AUGUST 25, 1997
A Semester Apart
by Sarah Beran
Three WHS Alumni Study in Beijing
As most college students are settling back into their dorm rooms and reacquainting themselves with the all night pizza deliveries and solitary nights spent in the library, three WHS alumni are preparing for four months of study in the People's Republic of China. Russell Needham of Washington State University, Lee Sutton of University of Puget Sound, and I (of Claremont McKenna College) arrived in Beijing on Aug. 23 after a fourteen hour flight across the Pacific. Our entire fall semester will be spent at the Beijing University of Physical Education, where we will take courses ranging from the economic and government of modern China to the ancient art of Chinese calligraphy.
Twenty one college students from around the world are participating in the Beijing study abroad program. We will stay in dormitories at the University, which is located in the northwest corner of Beijing, near other universities and the Summer Palaces. For centuries, the University's grounds were used for hunting and recreation by the emperors of China who resided nearby at the Forbidden Palace. Now, the grounds are used by China's international martial arts and Olympic teams.
The purpose of this trip is not only to sharpen language skills, but also to begin to understand the cultural and historical background of the enigma that is modern China. Our courses will be taught in English by the Chinese faculty. We will also take ten hours of Chinese in the classroom a week, plus five hours of private instruction. The program focuses on exposing the students to China. Thus, none of our meals are provided, forcing us to venture out into Beijing and mingle with the population. At the beginning of the semester, we will travel to northwest China where we will stay in a Buddhist monastery for a week. Students also visit a destination far from the average tourist's path later in the semester. In the past, the program has taken participants to Inner Mongolia and the sacred mountains of Wudangshan in Central China.

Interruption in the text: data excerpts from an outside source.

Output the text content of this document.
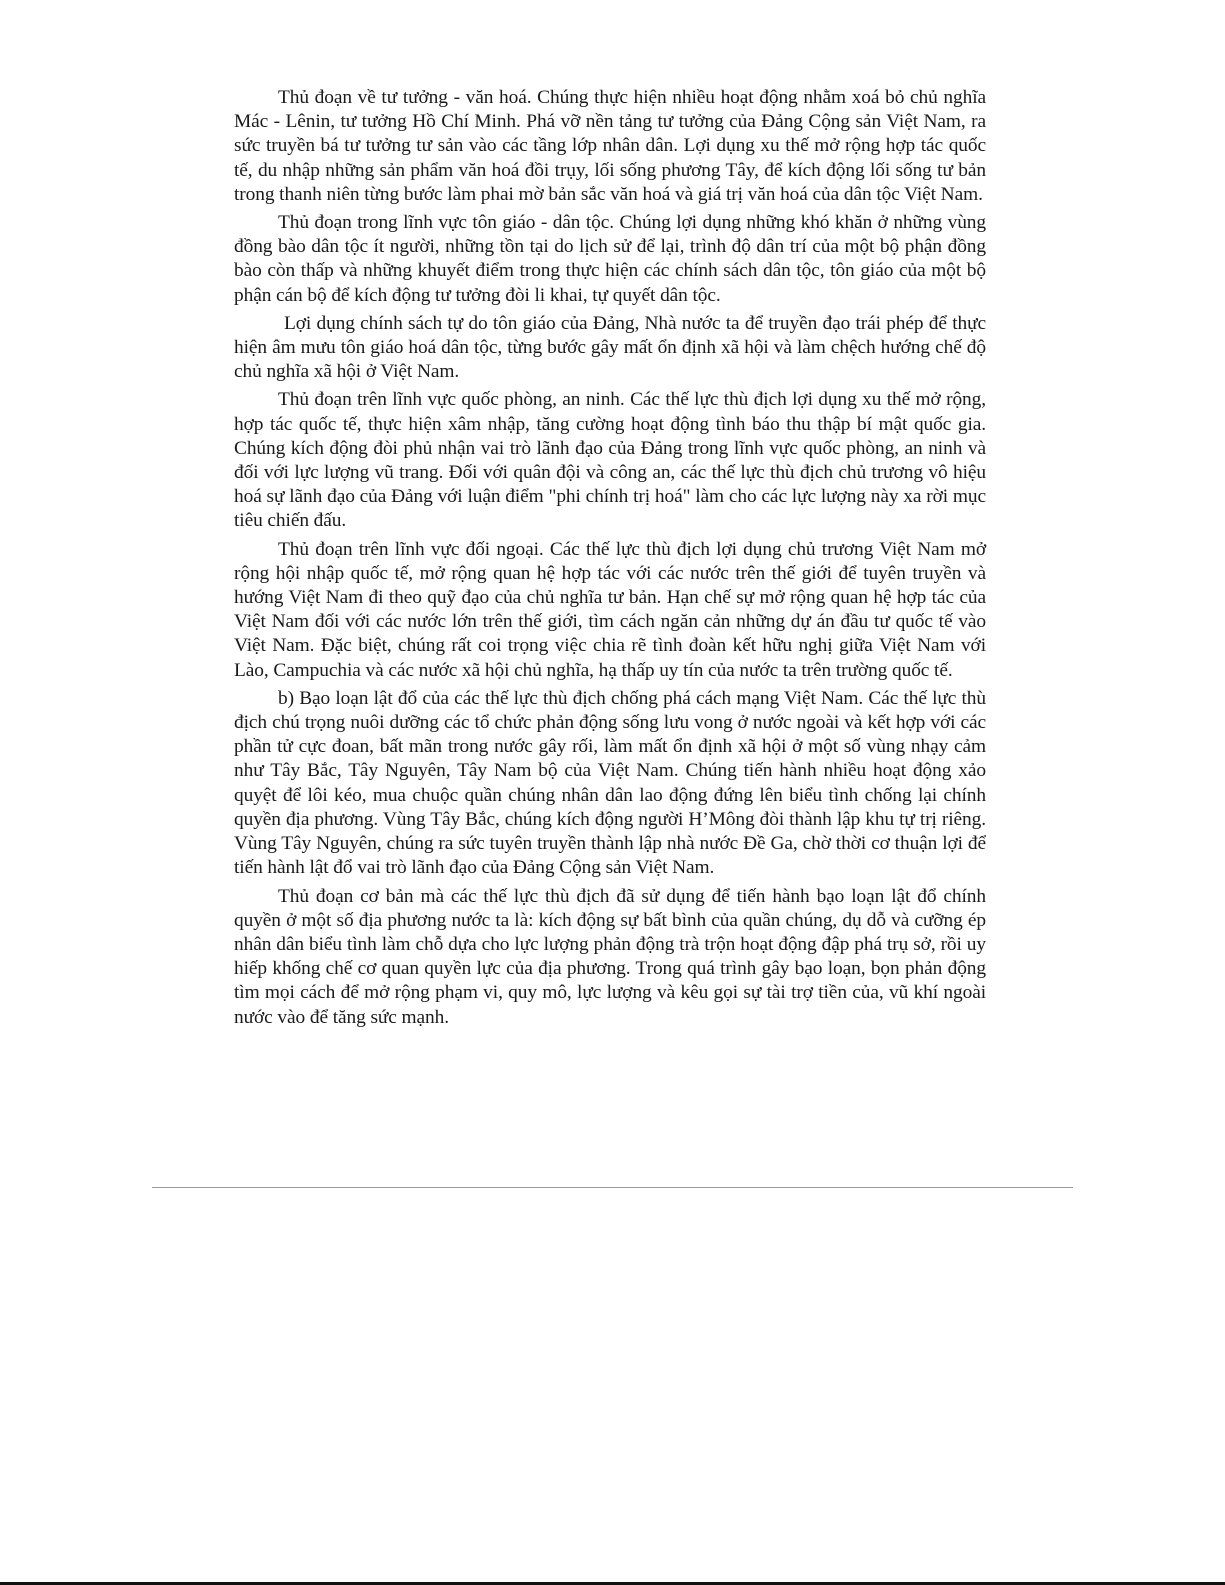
Thủ đoạn về tư tưởng - văn hoá. Chúng thực hiện nhiều hoạt động nhằm xoá bỏ chủ nghĩa Mác - Lênin, tư tưởng Hồ Chí Minh. Phá vỡ nền tảng tư tưởng của Đảng Cộng sản Việt Nam, ra sức truyền bá tư tưởng tư sản vào các tầng lớp nhân dân. Lợi dụng xu thế mở rộng hợp tác quốc tế, du nhập những sản phẩm văn hoá đồi trụy, lối sống phương Tây, để kích động lối sống tư bản trong thanh niên từng bước làm phai mờ bản sắc văn hoá và giá trị văn hoá của dân tộc Việt Nam.

Thủ đoạn trong lĩnh vực tôn giáo - dân tộc. Chúng lợi dụng những khó khăn ở những vùng đồng bào dân tộc ít người, những tồn tại do lịch sử để lại, trình độ dân trí của một bộ phận đồng bào còn thấp và những khuyết điểm trong thực hiện các chính sách dân tộc, tôn giáo của một bộ phận cán bộ để kích động tư tưởng đòi li khai, tự quyết dân tộc.

Lợi dụng chính sách tự do tôn giáo của Đảng, Nhà nước ta để truyền đạo trái phép để thực hiện âm mưu tôn giáo hoá dân tộc, từng bước gây mất ổn định xã hội và làm chệch hướng chế độ chủ nghĩa xã hội ở Việt Nam.

Thủ đoạn trên lĩnh vực quốc phòng, an ninh. Các thế lực thù địch lợi dụng xu thế mở rộng, hợp tác quốc tế, thực hiện xâm nhập, tăng cường hoạt động tình báo thu thập bí mật quốc gia. Chúng kích động đòi phủ nhận vai trò lãnh đạo của Đảng trong lĩnh vực quốc phòng, an ninh và đối với lực lượng vũ trang. Đối với quân đội và công an, các thế lực thù địch chủ trương vô hiệu hoá sự lãnh đạo của Đảng với luận điểm "phi chính trị hoá" làm cho các lực lượng này xa rời mục tiêu chiến đấu.

Thủ đoạn trên lĩnh vực đối ngoại. Các thế lực thù địch lợi dụng chủ trương Việt Nam mở rộng hội nhập quốc tế, mở rộng quan hệ hợp tác với các nước trên thế giới để tuyên truyền và hướng Việt Nam đi theo quỹ đạo của chủ nghĩa tư bản. Hạn chế sự mở rộng quan hệ hợp tác của Việt Nam đối với các nước lớn trên thế giới, tìm cách ngăn cản những dự án đầu tư quốc tế vào Việt Nam. Đặc biệt, chúng rất coi trọng việc chia rẽ tình đoàn kết hữu nghị giữa Việt Nam với Lào, Campuchia và các nước xã hội chủ nghĩa, hạ thấp uy tín của nước ta trên trường quốc tế.

b) Bạo loạn lật đổ của các thế lực thù địch chống phá cách mạng Việt Nam. Các thế lực thù địch chú trọng nuôi dưỡng các tổ chức phản động sống lưu vong ở nước ngoài và kết hợp với các phần tử cực đoan, bất mãn trong nước gây rối, làm mất ổn định xã hội ở một số vùng nhạy cảm như Tây Bắc, Tây Nguyên, Tây Nam bộ của Việt Nam. Chúng tiến hành nhiều hoạt động xảo quyệt để lôi kéo, mua chuộc quần chúng nhân dân lao động đứng lên biểu tình chống lại chính quyền địa phương. Vùng Tây Bắc, chúng kích động người H’Mông đòi thành lập khu tự trị riêng. Vùng Tây Nguyên, chúng ra sức tuyên truyền thành lập nhà nước Đề Ga, chờ thời cơ thuận lợi để tiến hành lật đổ vai trò lãnh đạo của Đảng Cộng sản Việt Nam.

Thủ đoạn cơ bản mà các thế lực thù địch đã sử dụng để tiến hành bạo loạn lật đổ chính quyền ở một số địa phương nước ta là: kích động sự bất bình của quần chúng, dụ dỗ và cưỡng ép nhân dân biểu tình làm chỗ dựa cho lực lượng phản động trà trộn hoạt động đập phá trụ sở, rồi uy hiếp khống chế cơ quan quyền lực của địa phương. Trong quá trình gây bạo loạn, bọn phản động tìm mọi cách để mở rộng phạm vi, quy mô, lực lượng và kêu gọi sự tài trợ tiền của, vũ khí ngoài nước vào để tăng sức mạnh.
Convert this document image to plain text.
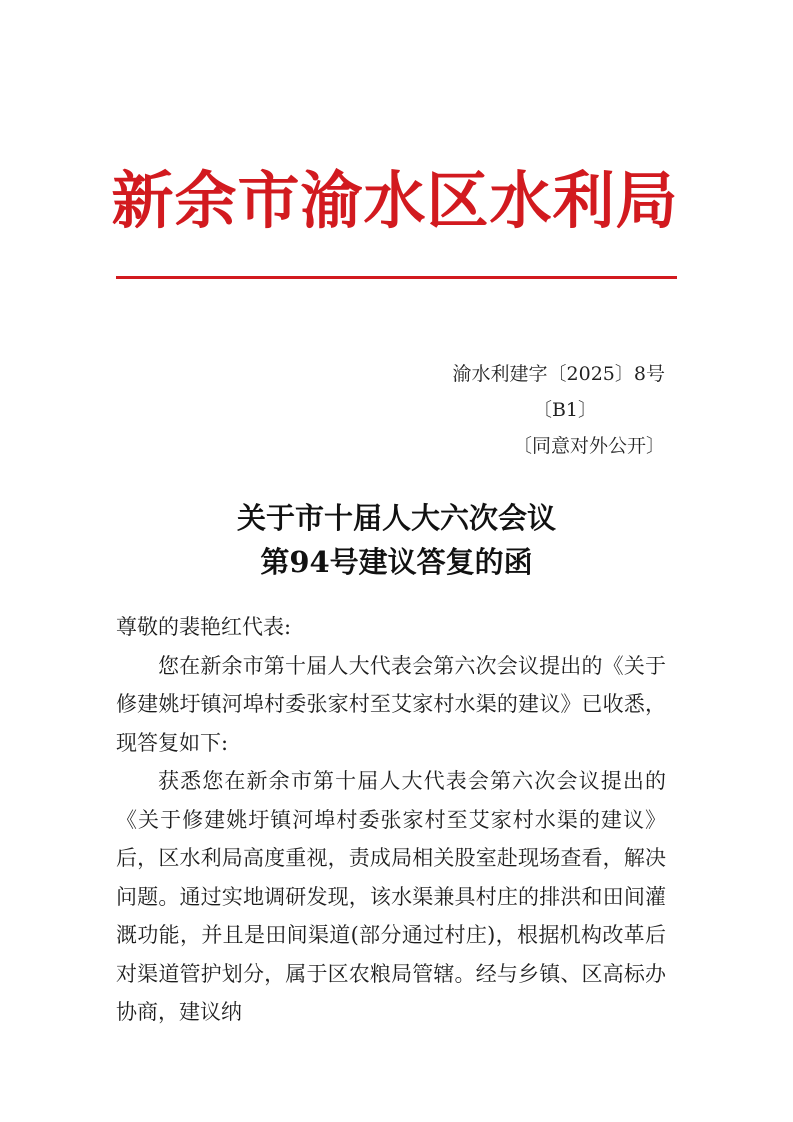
新余市渝水区水利局
渝水利建字〔2025〕8号
〔B1〕
〔同意对外公开〕
关于市十届人大六次会议
第94号建议答复的函

尊敬的裴艳红代表:

您在新余市第十届人大代表会第六次会议提出的《关于修建姚圩镇河埠村委张家村至艾家村水渠的建议》已收悉，现答复如下:

获悉您在新余市第十届人大代表会第六次会议提出的《关于修建姚圩镇河埠村委张家村至艾家村水渠的建议》后，区水利局高度重视，责成局相关股室赴现场查看，解决问题。通过实地调研发现，该水渠兼具村庄的排洪和田间灌溉功能，并且是田间渠道(部分通过村庄)，根据机构改革后对渠道管护划分，属于区农粮局管辖。经与乡镇、区高标办协商，建议纳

China is a diverse country, containing both desert and jungle, nomad and businessman. These trips allow us to experience the diversities for ourselves, rather than reading about them in a text book.
As the leading news sources are fond of pointing out, China is at a crossroads. She is the only remaining communist superpower and her Gross National Product (GNP) is rising at a rate that assures her a key role in the future of international trade and business. So far, the People's Republic of China has managed to keep a relatively strong hold on the communist ideology while continuing to promote modernization. With the acquisition of Hong Kong, China has been forced to deal with the West and the products of capitalism. both human and economics. We would do well to watch.